Artrit İlac Tedavisi

Doktorunuzun muhtemelen söyleyecekleri ve yapacakları

Itıhaplı, ya da, dejenerasyon yapıcı artritin tedavisi olmadı­ğından geleneksel tıp uygulayıcıları ağrı ve tutulma gibi be­lirtilen hafifletmeye, iltihabı azaltmaya, eklemin bozulması ve sağlamlığını yitirmesini önleme girişimlerine ve kullanı­ma izin vermeyecek derecede tutulmuş, ağrılı ve deforme olmuş durumdaki eklemleri değiştirmeye yoğunlaşmışlardır. Bunları üç ana tedavi kategorisinde gerçekleştirirler.
İlaç tedavisi
Fizik tedavisi
Cerrahi müdahale

Artrit İlaç tedavisi

Uygulamada her ilaç bir dereceye kadar toksiktir ve olum­suz yan etkileri vardır. Artrit tedavisinde kullanılan ilaçlar da bunun dışında değildir. Bir ilacın yararları ve riskleri arasın­daki denge dikkatle korunmalıdır. Böylece hasta ilacın yan etkilerinden hastalığınkilerden daha çok etkilenip acı çek­memiş olur.

Ağrı kesiciler

Romatoit artrit, ya da, osteoartrit hafif şiddette veya, başlangıç aşamasındayken, ihtiyaç duyulan tek şey ağrıyı din­direcek bir ilaçtır.

Aspirin uzun yıllardan beri tercih edilen ilaçtır, çünkü ilti­habı da azaltmaktadır, fakat büyük dozlarda alındığında mide bozuklukları, kanamaları ve ülserlerine, ya da, hırıltılı soluma ve kızartılara neden olabilir. Bu nedenle bugünlerde hafif artrit için analjezik (ağrı kesici) olarak genellikle para-setamol önerilmektedir, çünkü karaciğer zehirlenmesine yol açan aşırı dozda kullanım gerçekleşmedikçe hiçbir yan etki­si yoktur.

İltihap giderici ilaçlar

Örnek vaka

Elli iki yaşındaki Bayan Evans, elleri, omuzları ve dizle-rindeki zaman zaman akut halde olan ve gece uyumasını önleyen ağrılar için doktora gitti. Sabah başlangıçta tutulma olmuyordu. Doktoru ellerine baktığında parmak boğumları­nın kızarmış, şiş ve belirgin bir şekilde ağrılı olduğunu gör­dü. Kendisini nasıl hissettiğini sorduğunda hasta yüksek ateşli ve keyifsiz olduğunu söyledi.

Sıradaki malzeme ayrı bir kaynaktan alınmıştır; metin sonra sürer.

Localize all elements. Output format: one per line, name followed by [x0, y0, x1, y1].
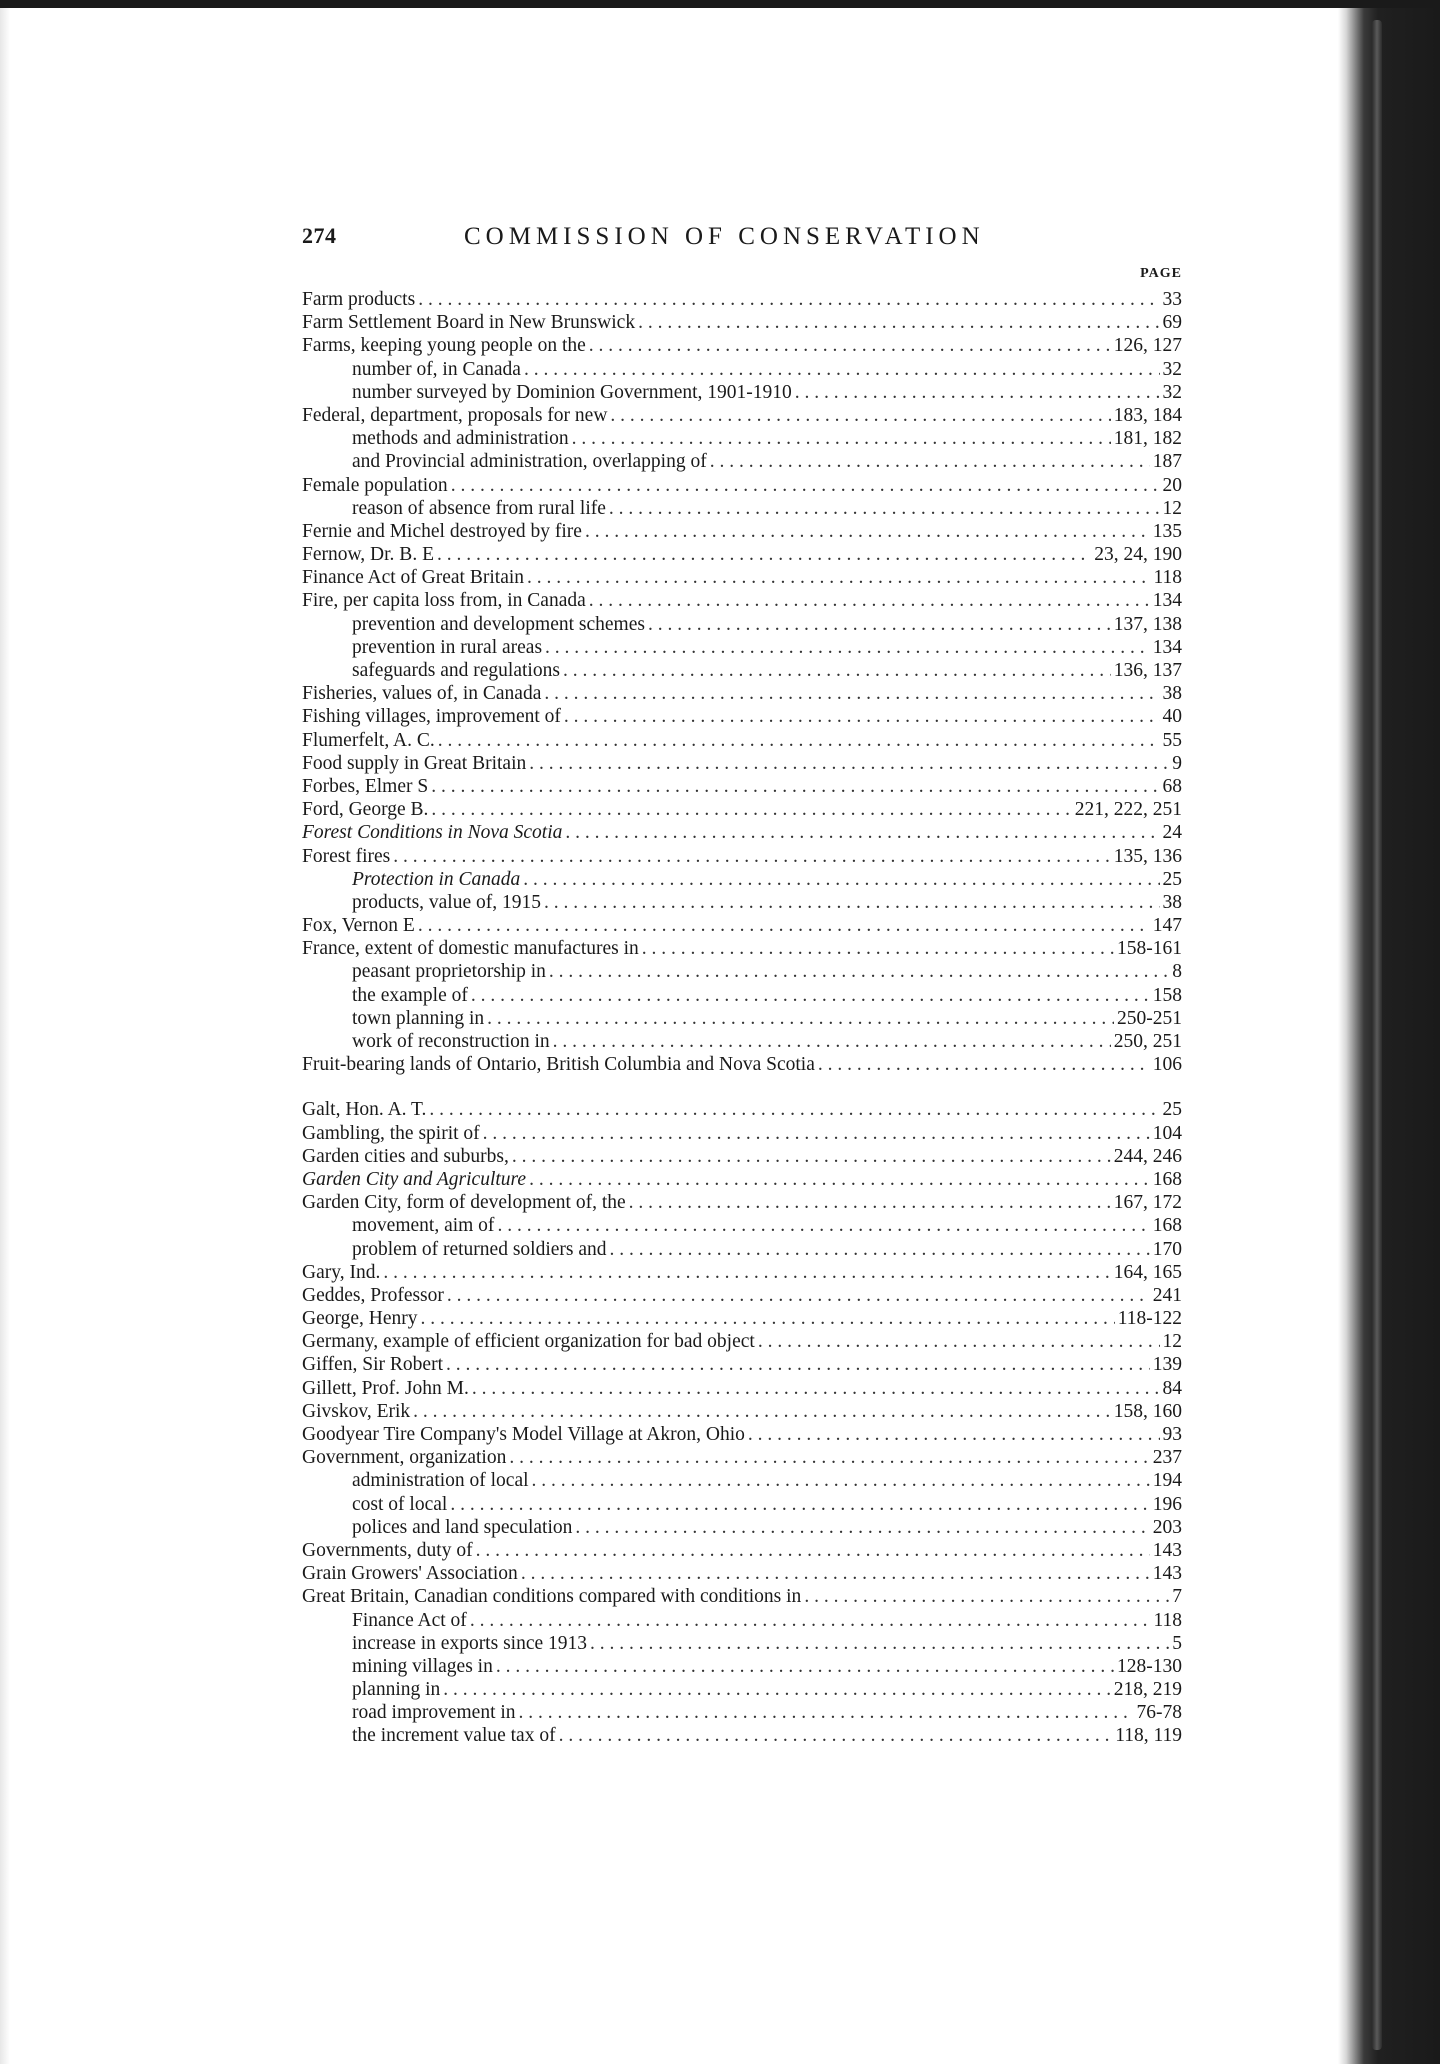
index-entry: [302, 1539, 1182, 1562]
entry-text: Fernow, Dr. B. E: [302, 544, 434, 566]
leader-dots: [519, 1701, 1134, 1724]
entry-pages: 25: [1162, 1099, 1182, 1121]
index-subentry: [302, 1609, 1182, 1632]
index-subentry: [302, 1469, 1182, 1492]
leader-dots: [629, 1191, 1111, 1214]
index-entry: [302, 937, 1182, 960]
index-entry: [302, 474, 1182, 497]
index-subentry: [302, 1655, 1182, 1678]
index-section-g: [302, 1098, 1182, 1747]
leader-dots: [470, 1609, 1151, 1632]
entry-pages: 143: [1152, 1563, 1182, 1585]
entry-text: Fishing villages, improvement of: [302, 706, 561, 728]
leader-dots: [590, 1632, 1169, 1655]
index-subentry: [302, 891, 1182, 914]
entry-pages: 69: [1162, 312, 1182, 334]
leader-dots: [610, 404, 1110, 427]
entry-pages: 106: [1152, 1054, 1182, 1076]
entry-text: work of reconstruction in: [352, 1031, 550, 1052]
index-subentry: [302, 960, 1182, 983]
index-entry: [302, 1098, 1182, 1121]
entry-pages: 168: [1152, 1168, 1182, 1190]
page-number: 274: [302, 223, 337, 248]
leader-dots: [497, 1214, 1149, 1237]
leader-dots: [804, 1585, 1169, 1608]
entry-pages: 55: [1162, 729, 1182, 751]
entry-pages: 194: [1152, 1470, 1182, 1492]
index-entry: [302, 520, 1182, 543]
entry-pages: 8: [1172, 961, 1182, 983]
index-entry: [302, 288, 1182, 311]
entry-text: Fire, per capita loss from, in Canada: [302, 590, 586, 612]
index-entry: [302, 1353, 1182, 1376]
leader-dots: [509, 1446, 1149, 1469]
leader-dots: [521, 1562, 1150, 1585]
entry-text: Farm products: [302, 289, 416, 310]
entry-pages: 167, 172: [1113, 1192, 1182, 1214]
entry-text: number of, in Canada: [352, 358, 521, 380]
scan-top-edge: [0, 0, 1440, 8]
entry-pages: 250, 251: [1113, 1031, 1182, 1052]
entry-pages: 158, 160: [1113, 1400, 1182, 1422]
leader-dots: [487, 1007, 1114, 1030]
entry-pages: 84: [1162, 1377, 1182, 1399]
entry-pages: 143: [1152, 1539, 1182, 1561]
entry-text: Fernie and Michel destroyed by fire: [302, 520, 582, 542]
entry-text: Fruit-bearing lands of Ontario, British Columbia and Nova Scotia: [302, 1054, 815, 1076]
leader-dots: [565, 821, 1159, 844]
entry-pages: 118, 119: [1115, 1725, 1182, 1747]
leader-dots: [447, 1284, 1150, 1307]
entry-text: number surveyed by Dominion Government, 1901-1910: [352, 381, 792, 403]
leader-dots: [472, 1377, 1160, 1400]
leader-dots: [471, 984, 1150, 1007]
entry-pages: 147: [1152, 915, 1182, 937]
entry-text: Farms, keeping young people on the: [302, 335, 586, 357]
index-subentry: [302, 1678, 1182, 1701]
entry-pages: 250-251: [1117, 1007, 1182, 1029]
index-entry: [302, 1400, 1182, 1423]
entry-text: Gambling, the spirit of: [302, 1122, 480, 1144]
entry-text: Garden cities and suburbs,: [302, 1145, 509, 1167]
leader-dots: [483, 1122, 1150, 1145]
leader-dots: [648, 613, 1111, 636]
leader-dots: [383, 1261, 1110, 1284]
index-subentry: [302, 613, 1182, 636]
entry-text: George, Henry: [302, 1308, 418, 1330]
entry-pages: 136, 137: [1113, 660, 1182, 681]
entry-pages: 7: [1172, 1586, 1182, 1608]
leader-dots: [795, 381, 1160, 404]
entry-text: Finance Act of Great Britain: [302, 567, 525, 589]
entry-pages: 68: [1162, 775, 1182, 797]
index-entry: [302, 775, 1182, 798]
entry-text: the increment value tax of: [352, 1725, 556, 1747]
index-subentry: [302, 1007, 1182, 1030]
entry-text: Fisheries, values of, in Canada: [302, 683, 542, 705]
entry-text: Goodyear Tire Company's Model Village at Akron, Ohio: [302, 1424, 745, 1445]
entry-pages: 134: [1152, 636, 1182, 658]
entry-text: Garden City, form of development of, the: [302, 1192, 626, 1214]
entry-pages: 20: [1162, 474, 1182, 496]
index-entry: [302, 1191, 1182, 1214]
entry-text: Female population: [302, 474, 448, 496]
leader-dots: [438, 729, 1160, 752]
entry-text: peasant proprietorship in: [352, 961, 546, 983]
leader-dots: [638, 311, 1159, 334]
entry-pages: 183, 184: [1113, 404, 1182, 426]
index-subentry: [302, 1238, 1182, 1261]
entry-text: prevention and development schemes: [352, 613, 645, 635]
index-subentry: [302, 358, 1182, 381]
entry-pages: 139: [1152, 1354, 1182, 1376]
page-header: [302, 223, 1182, 255]
entry-text: town planning in: [352, 1007, 485, 1029]
entry-text: Flumerfelt, A. C.: [302, 729, 435, 751]
index-entry: [302, 845, 1182, 868]
leader-dots: [564, 705, 1160, 728]
leader-dots: [585, 520, 1150, 543]
index-entry: [302, 404, 1182, 427]
leader-dots: [642, 937, 1114, 960]
leader-dots: [431, 775, 1159, 798]
entry-pages: 25: [1162, 868, 1182, 890]
leader-dots: [451, 474, 1160, 497]
leader-dots: [529, 752, 1169, 775]
entry-pages: 118: [1153, 567, 1182, 589]
entry-text: Forest Conditions in Nova Scotia: [302, 822, 563, 844]
index-subentry: [302, 1214, 1182, 1237]
entry-text: France, extent of domestic manufactures in: [302, 938, 639, 960]
entry-pages: 158: [1152, 984, 1182, 1006]
leader-dots: [524, 358, 1160, 381]
entry-text: Grain Growers' Association: [302, 1563, 518, 1585]
entry-text: Gillett, Prof. John M.: [302, 1377, 469, 1399]
leader-dots: [421, 1307, 1115, 1330]
index-entry: [302, 334, 1182, 357]
entry-pages: 40: [1162, 706, 1182, 728]
index-entry: [302, 729, 1182, 752]
leader-dots: [549, 960, 1169, 983]
leader-dots: [496, 1655, 1114, 1678]
index-entry: [302, 566, 1182, 589]
entry-pages: 218, 219: [1113, 1679, 1182, 1701]
entry-pages: 12: [1162, 497, 1182, 519]
index-entry: [302, 1145, 1182, 1168]
index-subentry: [302, 1724, 1182, 1747]
entry-text: and Provincial administration, overlapping of: [352, 451, 707, 473]
index-subentry: [302, 450, 1182, 473]
entry-text: cost of local: [352, 1493, 448, 1515]
leader-dots: [544, 891, 1159, 914]
leader-dots: [545, 636, 1150, 659]
entry-text: Gary, Ind.: [302, 1261, 381, 1283]
leader-dots: [532, 1469, 1150, 1492]
entry-pages: 9: [1172, 752, 1182, 774]
leader-dots: [431, 798, 1071, 821]
leader-dots: [544, 682, 1159, 705]
leader-dots: [710, 450, 1150, 473]
entry-text: Finance Act of: [352, 1609, 467, 1631]
entry-pages: 76-78: [1136, 1702, 1182, 1724]
entry-pages: 126, 127: [1113, 335, 1182, 357]
running-head: COMMISSION OF CONSERVATION: [464, 223, 985, 250]
index-entry: [302, 543, 1182, 566]
index-subentry: [302, 636, 1182, 659]
entry-text: prevention in rural areas: [352, 636, 543, 658]
leader-dots: [527, 566, 1150, 589]
leader-dots: [758, 1330, 1160, 1353]
entry-pages: 137, 138: [1113, 613, 1182, 635]
index-entry: [302, 1168, 1182, 1191]
leader-dots: [429, 1098, 1159, 1121]
index-entry: [302, 1261, 1182, 1284]
index-entry: [302, 682, 1182, 705]
entry-pages: 118-122: [1117, 1308, 1182, 1330]
entry-pages: 170: [1152, 1238, 1182, 1260]
entry-text: Federal, department, proposals for new: [302, 404, 608, 426]
index-entry: [302, 1585, 1182, 1608]
index-entry: [302, 752, 1182, 775]
entry-text: Governments, duty of: [302, 1539, 473, 1561]
index-entry: [302, 798, 1182, 821]
leader-dots: [418, 914, 1150, 937]
entry-text: methods and administration: [352, 428, 569, 450]
leader-dots: [446, 1353, 1150, 1376]
leader-dots: [563, 659, 1111, 682]
entry-pages: 244, 246: [1113, 1145, 1182, 1167]
entry-pages: 135, 136: [1113, 845, 1182, 867]
index-entry: [302, 1053, 1182, 1076]
leader-dots: [523, 868, 1159, 891]
leader-dots: [437, 543, 1091, 566]
index-subentry: [302, 1632, 1182, 1655]
entry-text: Givskov, Erik: [302, 1400, 411, 1422]
index-subentry: [302, 984, 1182, 1007]
index-subentry: [302, 427, 1182, 450]
entry-pages: 203: [1152, 1516, 1182, 1538]
entry-text: Great Britain, Canadian conditions compared with conditions in: [302, 1586, 802, 1608]
entry-text: Garden City and Agriculture: [302, 1168, 527, 1190]
index-subentry: [302, 381, 1182, 404]
leader-dots: [610, 1238, 1150, 1261]
entry-pages: 93: [1162, 1424, 1182, 1445]
index-entry: [302, 1377, 1182, 1400]
leader-dots: [818, 1053, 1150, 1076]
entry-pages: 135: [1152, 520, 1182, 542]
entry-pages: 5: [1172, 1632, 1182, 1654]
entry-text: Government, organization: [302, 1447, 507, 1469]
leader-dots: [572, 427, 1111, 450]
leader-dots: [512, 1145, 1111, 1168]
index-entry: [302, 821, 1182, 844]
index-section-f: [302, 288, 1182, 1076]
entry-pages: 237: [1152, 1447, 1182, 1469]
entry-text: polices and land speculation: [352, 1516, 573, 1538]
index-entry: [302, 1122, 1182, 1145]
entry-text: increase in exports since 1913: [352, 1632, 588, 1654]
entry-text: Farm Settlement Board in New Brunswick: [302, 312, 636, 334]
leader-dots: [609, 497, 1160, 520]
entry-text: Geddes, Professor: [302, 1284, 444, 1306]
entry-pages: 33: [1162, 289, 1182, 310]
leader-dots: [443, 1678, 1110, 1701]
entry-text: products, value of, 1915: [352, 891, 542, 913]
index-entry: [302, 311, 1182, 334]
leader-dots: [559, 1724, 1113, 1747]
index-entry: [302, 1562, 1182, 1585]
entry-pages: 32: [1162, 381, 1182, 403]
index-entry: [302, 589, 1182, 612]
index-subentry: [302, 1516, 1182, 1539]
index-entry: [302, 1330, 1182, 1353]
entry-text: Forest fires: [302, 845, 391, 867]
index-subentry: [302, 659, 1182, 682]
entry-pages: 38: [1162, 683, 1182, 705]
entry-text: Giffen, Sir Robert: [302, 1354, 443, 1376]
entry-pages: 164, 165: [1113, 1261, 1182, 1283]
entry-text: reason of absence from rural life: [352, 497, 606, 519]
index-subentry: [302, 497, 1182, 520]
entry-pages: 181, 182: [1113, 428, 1182, 450]
entry-text: Fox, Vernon E: [302, 915, 415, 937]
leader-dots: [418, 288, 1159, 311]
index-entry: [302, 914, 1182, 937]
entry-text: road improvement in: [352, 1702, 516, 1724]
leader-dots: [553, 1030, 1111, 1053]
entry-pages: 24: [1162, 822, 1182, 844]
entry-pages: 32: [1162, 358, 1182, 380]
leader-dots: [450, 1493, 1149, 1516]
index-list: [302, 288, 1182, 1748]
entry-pages: 38: [1162, 891, 1182, 913]
leader-dots: [476, 1539, 1150, 1562]
entry-text: Galt, Hon. A. T.: [302, 1099, 427, 1121]
entry-text: Ford, George B.: [302, 799, 429, 821]
entry-pages: 104: [1152, 1122, 1182, 1144]
index-entry: [302, 1446, 1182, 1469]
leader-dots: [393, 845, 1110, 868]
leader-dots: [748, 1423, 1160, 1446]
entry-pages: 134: [1152, 590, 1182, 612]
leader-dots: [589, 589, 1150, 612]
index-subentry: [302, 1493, 1182, 1516]
entry-pages: 241: [1152, 1284, 1182, 1306]
entry-pages: 168: [1152, 1215, 1182, 1237]
entry-pages: 118: [1153, 1609, 1182, 1631]
index-entry: [302, 705, 1182, 728]
entry-pages: 196: [1152, 1493, 1182, 1515]
entry-text: the example of: [352, 984, 468, 1006]
book-spine-edge: [1372, 20, 1382, 2050]
entry-pages: 187: [1152, 451, 1182, 473]
index-entry: [302, 1284, 1182, 1307]
leader-dots: [575, 1516, 1149, 1539]
entry-pages: 128-130: [1117, 1655, 1182, 1677]
leader-dots: [413, 1400, 1111, 1423]
index-subentry: [302, 868, 1182, 891]
leader-dots: [589, 334, 1111, 357]
page-column-label: PAGE: [1140, 266, 1182, 281]
index-subentry: [302, 1030, 1182, 1053]
index-entry: [302, 1307, 1182, 1330]
entry-text: Germany, example of efficient organization for bad object: [302, 1331, 755, 1353]
index-subentry: [302, 1701, 1182, 1724]
entry-pages: 158-161: [1117, 938, 1182, 960]
entry-pages: 23, 24, 190: [1094, 544, 1182, 566]
entry-text: administration of local: [352, 1470, 529, 1492]
section-gap: [302, 1076, 1182, 1098]
entry-text: movement, aim of: [352, 1215, 495, 1237]
entry-pages: 12: [1162, 1331, 1182, 1353]
leader-dots: [529, 1168, 1150, 1191]
index-entry: [302, 1423, 1182, 1446]
entry-text: Protection in Canada: [352, 868, 521, 890]
entry-pages: 221, 222, 251: [1074, 799, 1182, 821]
entry-text: mining villages in: [352, 1655, 493, 1677]
entry-text: Food supply in Great Britain: [302, 752, 527, 774]
entry-text: safeguards and regulations: [352, 660, 560, 681]
entry-text: problem of returned soldiers and: [352, 1238, 607, 1260]
entry-text: Forbes, Elmer S: [302, 775, 429, 797]
entry-text: planning in: [352, 1679, 441, 1701]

Doktor romatoit artrit teşhisi koyarak indometasin adlı iltihap giderici bir ilaç yazıp hastadan sonucu daha sonra kendisine bildirmesini istedi. Hasta iki hafta sonra baş ağrısı ve baş dönmesi şikayetiyle tekrar geldi. İlacın bu tür yan etkileri olabileceğini bilen doktor bu kez daha az tesirli olan olan naproksin adlı ilacı yazdı. Hasta bu ilacı çok daha ra­hat kullandı ve artriti sürekli olarak iyileşme yoluna girdi.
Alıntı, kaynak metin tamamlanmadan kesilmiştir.